The health sector has been using DES as an effective tool for allocating scarce resources to improve patient flow, while minimizing healthcare delivery costs and increasing patient satisfaction [8, 9, 10]. Previous studies have examined the resource allocation problems to optimally manage the arrival demands for different service sectors [11, 12, 13], occasionally for financial services. Given that financial services have a closer relationship with retail, the alliance between a financial institution and a retailer consists of the allocation of a Point of Sale (POS) for credit cards that share the brand of both the retailer and the financial institution. Through this card, customers can access the products of the retailer by performing fast and straightforward transactions. In this context, this paper evaluates the performance of financial institutions and retailers through service levels promised.

The case study assessed in this paper considers two assumptions. First, allocating a new POS for a financial institution requires special attention because it must guarantee the fulfillment of the service promise. For this case study, the service promise states that 80 % of clients should not wait more than one hour in the process of applying for a credit card, starting from the time they arrive to apply for the credit card until they find out whether their application was approved or rejected. Second, another constraint for allocating the POS is not presenting high rates of underutilization of the resources invested, including data collection and analysis equipment, multifunction printers, card printers, telephones, and facilities such as advisory modules.

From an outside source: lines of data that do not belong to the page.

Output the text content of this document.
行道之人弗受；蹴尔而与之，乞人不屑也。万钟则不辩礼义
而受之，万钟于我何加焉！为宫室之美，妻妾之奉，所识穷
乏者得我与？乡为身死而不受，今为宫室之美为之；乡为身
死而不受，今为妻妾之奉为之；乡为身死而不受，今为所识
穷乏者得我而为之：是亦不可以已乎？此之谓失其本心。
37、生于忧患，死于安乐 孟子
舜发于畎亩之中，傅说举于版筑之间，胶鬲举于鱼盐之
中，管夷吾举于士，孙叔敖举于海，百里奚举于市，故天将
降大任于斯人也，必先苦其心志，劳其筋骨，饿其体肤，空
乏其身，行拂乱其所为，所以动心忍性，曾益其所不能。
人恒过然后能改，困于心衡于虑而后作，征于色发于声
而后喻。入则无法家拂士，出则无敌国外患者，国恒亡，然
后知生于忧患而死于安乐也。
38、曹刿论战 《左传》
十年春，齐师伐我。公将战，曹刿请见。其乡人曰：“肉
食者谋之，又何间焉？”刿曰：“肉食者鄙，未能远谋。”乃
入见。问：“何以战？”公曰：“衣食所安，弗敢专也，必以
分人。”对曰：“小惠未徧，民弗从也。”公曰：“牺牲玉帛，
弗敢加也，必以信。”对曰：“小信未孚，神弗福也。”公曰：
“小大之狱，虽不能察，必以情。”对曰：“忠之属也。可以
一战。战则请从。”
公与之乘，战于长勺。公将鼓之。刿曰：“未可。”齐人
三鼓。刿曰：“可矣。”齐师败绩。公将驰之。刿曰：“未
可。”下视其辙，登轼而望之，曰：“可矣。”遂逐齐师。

In this context, this paper shows a DES model for the allocation of a POS, fulfilling the necessary conditions to achieve the established service promise and effective resource use. To do this, we obtained the metrics of the time required to process the credit card application. These metrics served as input for the development of the model within the ProModel software and to test scenarios by varying the number of commercial advisers assigned to evaluate the fulfillment of the service promise.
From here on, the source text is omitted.